Berlin, das heißt Geschichte und Vergangenheit. Es heißt Mauer und Trennung, aber auch Wiedervereinigung und Neuanfang. Es heißt Luftbrücke, es heißt Holocaust-Denkmal und Stasi und Potsdamerkonferenz und so vieles mehr. Berlin ist eine gezeichnete Stadt, eine Stadt mit einem vernarbten Gesicht und Augen, in denen man sieht, dass sie alles überleben können. Dass sie alles überlebt haben. Eine Stadt mit gerunzelter Stirn und Lachfalten um die Mundwinkel. Diese Stadt hat so viel erlebt, eine unglaubliche Zerstörung und den Wiederaufbau, Morde und Geburten, Trauer und Freude, und man kann es sehen. Wenn man die Augen aufmacht und hinsieht, dann kann man die Details erkennen, die sich in jeder Ecke verstecken, kleine Zeichen und Dinge die alle ihre ganz eigene Geschichte von Berlin erzählen. Nur derjenige, der sie alle gesehen hat, der jede Geschichte gehört hat, der kann behaupten, dass er Berlin wirklich kennt.
Berlin, das heißt Politik und Macht. Es heißt Reichstag und Bundestag und Regierungsviertel, es heißt Parlament und rotes Rathaus, Diskussionen und Demonstrationen. Es heißt neue Anstöße in der Politik, es heißt Aktionen und Reaktionen, es heißt große, aufsehen erregende Proteste wie den CSD oder kleine, unauffällige an Laternenpfählen und Ampeln. Es heißt Wissenschaft und Universität, lernen und lehren, sprechen und lesen und Austauschen, neu entdecken und wiederentdecken, belegen und widerlegen.

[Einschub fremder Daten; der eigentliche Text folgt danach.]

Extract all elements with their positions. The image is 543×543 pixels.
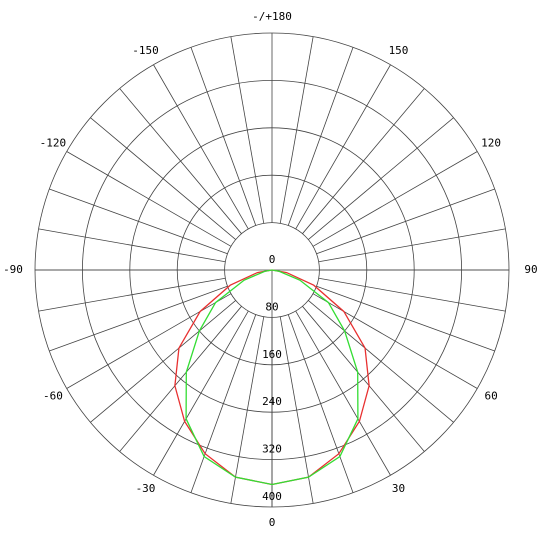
spoke [66,151,232,247]
angle-label: 90 [524,263,537,276]
angle-label: -60 [43,390,63,403]
angle-label: -120 [40,137,67,150]
spoke [190,314,257,493]
spoke [312,151,478,247]
spoke [316,188,495,255]
spoke [49,188,228,255]
angle-label: -/+180 [252,10,292,23]
spoke [190,47,257,226]
radial-label: 80 [265,300,278,313]
spoke [279,36,314,224]
angle-label: 120 [481,137,501,150]
angle-label: 60 [484,390,497,403]
angle-label: 0 [269,516,276,529]
spoke [302,306,425,452]
spoke [318,228,506,263]
radial-label: 320 [262,443,282,456]
spoke [66,293,232,389]
spoke [230,36,265,224]
spoke [302,88,425,234]
radial-label: 240 [262,395,282,408]
spoke [316,285,495,352]
spoke [295,64,391,230]
angle-label: 150 [389,44,409,57]
spoke [287,314,354,493]
curve [185,269,359,486]
radial-label: 400 [262,490,282,503]
spoke [153,64,249,230]
spoke [295,310,391,476]
angle-label: 30 [392,482,405,495]
spoke [90,117,236,240]
spoke [153,310,249,476]
radial-label: 0 [269,253,276,266]
spoke [318,277,506,312]
angle-label: -150 [132,44,159,57]
spoke [308,300,454,423]
radial-label: 160 [262,348,282,361]
spoke [279,316,314,504]
spoke [38,277,226,312]
spoke [90,300,236,423]
spoke [312,293,478,389]
angle-label: -90 [3,263,23,276]
spoke [230,316,265,504]
spoke [49,285,228,352]
spoke [308,117,454,240]
angle-label: -30 [136,482,156,495]
spoke [119,88,242,234]
spoke [119,306,242,452]
spoke [287,47,354,226]
spoke [38,228,226,263]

Berlin, das heißt Kunst und Musik und Literatur. Es heißt Abenteuer und Straßenpoesie, es heißt Fête de la Music, es heißt Museumsinsel und Volksbühne und komische Oper, Straßenkunst und Grafity. Es heißt alternative Künstlerverbände, Hipster und unterirdische Ateliers mit viel zu wenig Licht an der Bergmannstraße in Kreuzberg. Es heißt Gartenbauprojekte auf dem Tempelhofer Feld und es heißt Menschen, die sich Zeit nehmen, mit winzigen Gesten Kunst und Schönheit durch die ganze Stadt zu verstreuen. Neue Ideen, neue Lebensweisen, unendlich viele verschiedene Kulturen.
Berlin, das heißt auch der Blick nach unten, damit man nicht in Hundescheiße tritt, unendliche Baustellen, zerkratze U-Bahn-Fenster, Spritzen auf der Straße und im Sommer trockene Brunnen, weil die Stadt nicht genügend Geld hat. Müllmänner mit Überstunden und blutig zusammengeschlagene Männer auf dem Potsdamerplatz, weil eine Gruppe Halbstarker fand, sie sähen schwul aus. Es heißt auch Villenviertel, in denen niemand weiter nach unten sieht als er unbedingt muss.
Aber was Berlin wirklich ausmacht, das sind seine Menschen. Das sind die Mütter, die in letzter Zeit in Horden die Spielplätze belagern. Die Drogenhändler in der Hasenheide, die türkische Familie die scheinbar jeden Samstag einen Geburtstag feiert. Das sind die Obdachlosen und die Aluminium-Frau, die immer an der Hermanstraße in die U-Bahn einsteigt und so zerbrechlich aussieht, wenn sie um Geld bettelt. Das sind die Grafitykünstler, die sich friedlich mit einem Polizisten über den Sommer unterhalten. Das sind die Punks, die in Gruppen durch die Gegend ziehen, das sind die reichen alten Frauen, die bei Dussmann einkaufen und direkt danach im Kleidergeschäft verschwinden. Das sind die Touristen, die die Stadt durch den Sucher ihrer Kameras betrachten. Das sind die Musiker und die Hipster, die Künstler und die Alternativen. Es sind auch die ganz normalen Menschen, die einfach nur vor sich hinleben.
Gemeinsam haben sie nur dieses bestimmte Berliner Gefühl. Verrückt, verschroben, berlinerisch.
Und genau darauf freue ich mich am meisten, wenn ich daran denke, nach Berlin zu fahren. Mich wieder hineinzustürzen in diese Verrücktheit und wieder in der Masse meiner Geburtsstadt zu verschwinden. Die verschmutzte Großstadtluft tief einzuatmen, dem Fahrradfahrer aus dem Weg zu springen, der sich mit wildem Klingeln Durchlass verschafft, mir von dem kleinen Zettelfetzen an der Hauswand seine Geschichte erzählen zu lassen und genau zu wissen, dass ich wieder in Berlin angekommen bin.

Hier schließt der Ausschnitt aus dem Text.